Reliability is always an issue with flash (at least at reliability conferences!), so Lai mentioned that special architectures would have to be developed to essentially rotate the data segments around so that the data portions of code (which get re-written often) would not wear out (quite literally). I think he assumed that the Flash write times could be improved or buffered (in DRAM!) to not be visible.

Another conclusion (shared by all) was that, ultimately, flash takes less space and will eventually be more cost-effective than DRAM. Hard to believe at the time, but the argument was (and still is I assume) that the capacitor used to store charge on a DRAM, as well as the circuitry to control the refresh (as the charge leaks off the capacitor), occupy more space than a same-technology Flash cell {not even including multi-bit flash cells, although you make multi-level DRAM too}. Flash, however, because it does not sell the massive volumes that DRAM does, is always on an older technology, so DRAM keeps the lead (more research money flows into DRAM as well, mostly because it generates more money--and so goes the world).

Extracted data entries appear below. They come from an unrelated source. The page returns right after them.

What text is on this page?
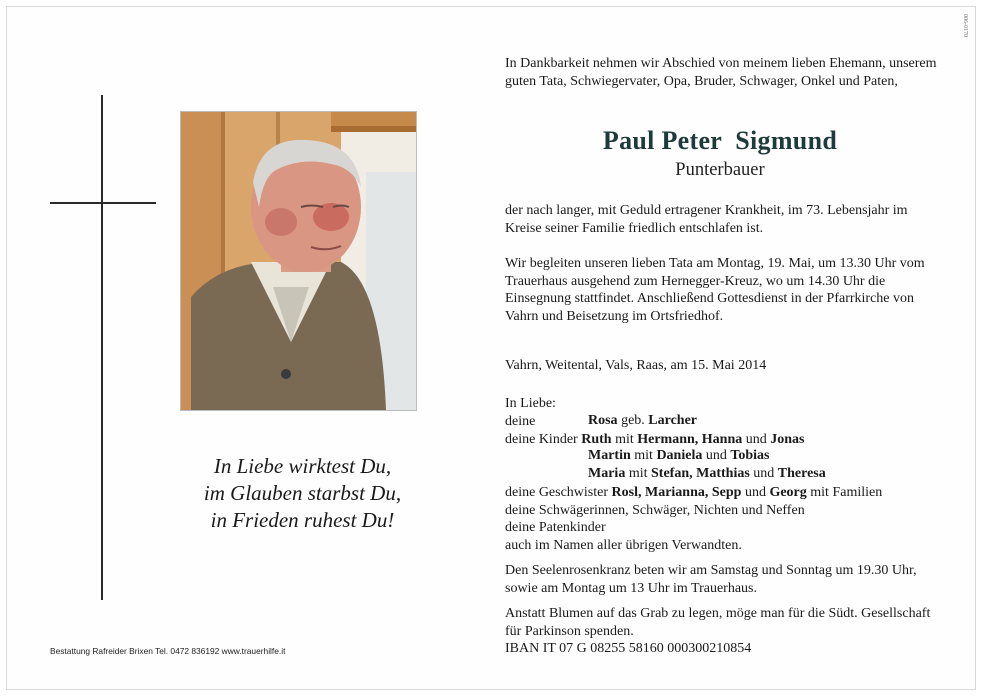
006-0170
In Liebe wirktest Du,
im Glauben starbst Du,
in Frieden ruhest Du!
Bestattung Rafreider Brixen Tel. 0472 836192 www.trauerhilfe.it
In Dankbarkeit nehmen wir Abschied von meinem lieben Ehemann, unserem guten Tata, Schwiegervater, Opa, Bruder, Schwager, Onkel und Paten,
Paul Peter  Sigmund
Punterbauer
der nach langer, mit Geduld ertragener Krankheit, im 73. Lebensjahr im Kreise seiner Familie friedlich entschlafen ist.
Wir begleiten unseren lieben Tata am Montag, 19. Mai, um 13.30 Uhr vom Trauerhaus ausgehend zum Hernegger-Kreuz, wo um 14.30 Uhr die Einsegnung stattfindet. Anschließend Gottesdienst in der Pfarrkirche von Vahrn und Beisetzung im Ortsfriedhof.
Vahrn, Weitental, Vals, Raas, am 15. Mai 2014
In Liebe:
deine	Rosa geb. Larcher
deine Kinder Ruth mit Hermann, Hanna und Jonas
Martin mit Daniela und Tobias
Maria mit Stefan, Matthias und Theresa
deine Geschwister Rosl, Marianna, Sepp und Georg mit Familien
deine Schwägerinnen, Schwäger, Nichten und Neffen
deine Patenkinder
auch im Namen aller übrigen Verwandten.
Den Seelenrosenkranz beten wir am Samstag und Sonntag um 19.30 Uhr, sowie am Montag um 13 Uhr im Trauerhaus.
Anstatt Blumen auf das Grab zu legen, möge man für die Südt. Gesellschaft für Parkinson spenden.
IBAN IT 07 G 08255 58160 000300210854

Anyway, I think his talk was what really got me interested in Flash as a student (plus, Flash is interesting in general).

--

Back to your question. Let's say some future Qualcomm superphone puts its non-Windows (I hope) OS on flash, along with all sorts of neat applications. They aren't going to be using SanDisk flash, because SanDisk flash is probably a hell of a lot more expensive. They don't need removable media for that sort of functionality. SanDisk is all about data transfer and memory upgrades (in my mind, at least). I think they'd die a slow death in the commodity flash arena, which is who benefits from all gadgets with flash. Sure, one might extrapolate that the more toys with embedded logic that exist, the more potential that some portion of them will have a slot with CF written on it, but that's all you can do, and I wouldn't invest on that vague notion.

Of course, if flash keeps scaling, who knows. Windows 2007 might come on a CF card (or does Windows bloat faster than flash shrinks?) for immediate installation, replacing the lame 20th-century CD/DVD.

It is the design wins and standardization potential that keep me in SanDisk. The only unknown to me is their patents. I hope they are rock solid, because if there is money to be made here, people are going to chip at it every way they can.